A huge mass beaching of up to 145 whales has been discovered on a remote island beach after two entire pods strand themselves – and noone knows why
Department of Conservation Rakiura operations manager Ren Leppens said that half of the whales had already died by the time they were found and the decision was made to euthanise the remainder due to the remote location.
‘The likelihood of being able to successfully re-float the remaining whales was extremely low. The remote location, lack of nearby personnel and the whales’ deteriorating condition meant the most humane thing to do was to euthanise,’ he said.
‘However, it’s always a heart-breaking decision to make.’
WHY DO WHALES BEACH THEMSELVES?
In short noone knows but theories include:
Navigational errors: Gently sloping coastlines and food rich ocean currents close to shore can lead to confusion.

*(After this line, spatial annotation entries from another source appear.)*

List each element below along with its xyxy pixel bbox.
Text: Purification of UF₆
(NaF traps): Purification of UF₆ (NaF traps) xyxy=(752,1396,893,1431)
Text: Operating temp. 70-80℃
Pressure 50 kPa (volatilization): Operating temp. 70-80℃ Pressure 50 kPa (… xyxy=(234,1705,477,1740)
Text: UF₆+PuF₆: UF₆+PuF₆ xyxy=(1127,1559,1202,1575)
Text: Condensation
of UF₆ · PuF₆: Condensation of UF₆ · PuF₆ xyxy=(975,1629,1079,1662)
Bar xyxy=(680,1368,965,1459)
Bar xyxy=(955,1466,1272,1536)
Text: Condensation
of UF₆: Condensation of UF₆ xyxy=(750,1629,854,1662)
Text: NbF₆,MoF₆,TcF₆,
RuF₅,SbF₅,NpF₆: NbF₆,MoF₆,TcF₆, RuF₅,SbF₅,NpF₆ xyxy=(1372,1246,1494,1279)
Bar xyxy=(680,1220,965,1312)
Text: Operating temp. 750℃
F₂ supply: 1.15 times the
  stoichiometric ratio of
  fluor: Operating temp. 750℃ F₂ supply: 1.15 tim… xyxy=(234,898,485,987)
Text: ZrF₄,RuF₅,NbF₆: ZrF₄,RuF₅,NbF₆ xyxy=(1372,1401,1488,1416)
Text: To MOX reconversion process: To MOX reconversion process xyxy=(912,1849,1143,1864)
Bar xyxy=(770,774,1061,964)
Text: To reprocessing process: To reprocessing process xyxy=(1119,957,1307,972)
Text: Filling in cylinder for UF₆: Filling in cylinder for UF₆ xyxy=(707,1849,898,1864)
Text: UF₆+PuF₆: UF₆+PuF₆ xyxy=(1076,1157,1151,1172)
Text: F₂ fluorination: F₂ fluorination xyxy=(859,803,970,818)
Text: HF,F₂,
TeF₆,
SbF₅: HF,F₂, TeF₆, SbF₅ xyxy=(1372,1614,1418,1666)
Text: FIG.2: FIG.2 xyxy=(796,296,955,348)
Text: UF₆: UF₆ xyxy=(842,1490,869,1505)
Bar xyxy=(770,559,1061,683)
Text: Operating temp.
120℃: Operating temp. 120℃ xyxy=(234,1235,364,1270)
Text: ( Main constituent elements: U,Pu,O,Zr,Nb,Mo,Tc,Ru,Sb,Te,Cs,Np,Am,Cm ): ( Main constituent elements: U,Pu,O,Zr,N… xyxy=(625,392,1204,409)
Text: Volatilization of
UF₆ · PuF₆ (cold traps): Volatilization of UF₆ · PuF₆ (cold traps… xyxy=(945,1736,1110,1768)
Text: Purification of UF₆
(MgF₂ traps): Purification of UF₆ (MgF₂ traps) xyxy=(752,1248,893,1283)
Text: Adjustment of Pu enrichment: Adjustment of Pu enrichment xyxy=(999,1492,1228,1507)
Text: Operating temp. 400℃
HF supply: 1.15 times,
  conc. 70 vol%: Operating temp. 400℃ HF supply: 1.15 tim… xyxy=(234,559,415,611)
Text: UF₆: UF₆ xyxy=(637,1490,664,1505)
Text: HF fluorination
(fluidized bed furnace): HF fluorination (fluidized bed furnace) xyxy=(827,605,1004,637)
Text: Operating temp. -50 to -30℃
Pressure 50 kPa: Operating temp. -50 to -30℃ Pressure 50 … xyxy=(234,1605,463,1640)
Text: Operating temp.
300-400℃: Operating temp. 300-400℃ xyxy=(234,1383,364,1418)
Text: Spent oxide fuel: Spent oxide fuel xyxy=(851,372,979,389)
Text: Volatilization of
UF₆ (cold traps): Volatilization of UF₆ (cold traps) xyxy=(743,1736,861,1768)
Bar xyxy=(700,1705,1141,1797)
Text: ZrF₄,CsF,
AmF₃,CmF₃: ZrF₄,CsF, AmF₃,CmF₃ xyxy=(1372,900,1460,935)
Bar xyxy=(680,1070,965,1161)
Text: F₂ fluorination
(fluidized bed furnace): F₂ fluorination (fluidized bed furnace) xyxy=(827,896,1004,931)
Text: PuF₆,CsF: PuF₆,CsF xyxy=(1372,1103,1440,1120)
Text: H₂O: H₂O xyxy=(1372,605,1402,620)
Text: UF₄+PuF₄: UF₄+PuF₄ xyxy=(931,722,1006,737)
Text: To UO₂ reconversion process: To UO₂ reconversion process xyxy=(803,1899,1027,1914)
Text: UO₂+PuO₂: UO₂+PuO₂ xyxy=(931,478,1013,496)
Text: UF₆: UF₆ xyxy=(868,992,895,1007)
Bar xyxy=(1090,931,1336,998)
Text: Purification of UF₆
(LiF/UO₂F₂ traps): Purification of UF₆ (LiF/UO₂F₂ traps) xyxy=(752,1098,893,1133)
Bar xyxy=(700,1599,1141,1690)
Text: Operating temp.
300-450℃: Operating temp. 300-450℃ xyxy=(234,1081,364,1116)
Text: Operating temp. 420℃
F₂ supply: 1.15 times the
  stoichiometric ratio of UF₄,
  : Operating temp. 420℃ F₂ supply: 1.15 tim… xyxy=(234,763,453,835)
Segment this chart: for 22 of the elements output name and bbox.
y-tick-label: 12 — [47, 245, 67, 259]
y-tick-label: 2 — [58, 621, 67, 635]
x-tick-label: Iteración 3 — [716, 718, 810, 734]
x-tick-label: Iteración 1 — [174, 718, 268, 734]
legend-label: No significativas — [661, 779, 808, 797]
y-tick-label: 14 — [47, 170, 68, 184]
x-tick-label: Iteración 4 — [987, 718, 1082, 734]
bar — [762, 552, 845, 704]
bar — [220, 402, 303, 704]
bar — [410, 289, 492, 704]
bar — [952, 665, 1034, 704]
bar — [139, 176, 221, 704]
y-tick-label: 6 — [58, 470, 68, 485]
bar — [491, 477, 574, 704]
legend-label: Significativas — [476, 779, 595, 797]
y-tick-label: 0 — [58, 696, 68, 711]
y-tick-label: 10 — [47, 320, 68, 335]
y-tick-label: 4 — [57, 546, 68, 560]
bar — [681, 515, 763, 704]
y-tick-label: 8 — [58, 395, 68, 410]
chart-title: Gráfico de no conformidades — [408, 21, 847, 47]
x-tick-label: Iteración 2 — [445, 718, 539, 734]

Toxic algae blooms: Along with viruses can cause mass sickness in pods and the animals may be too sick to swim.
Shipping and military sonar interference: This can scare the animals and cause distress and even decompression sickness as they swim to the surface.
Mass suicides: There is little evidence to support this theory.
The Department of Conservation responds to about 85 whale strandings every year, mostly of single animals, this incident of such a large number of whales is rare.
Although there are many theories as to why whale beachings occur, no one has been able to find a definitive answer.
‘There are many reasons and little clarity as to the major culprit, but there are some patterns,’ Australian Geographic wrote in 2016.
Some of the theories include navigational errors, toxic algae blooms, shipping and military sonar interference, and even mass suicides.
It is the third case of whale strandings in New Zealand in the last week with 10 pygmy killer whales stranded at Ninety Mile Beach and a 15m sperm whale at Tokeroa Beach.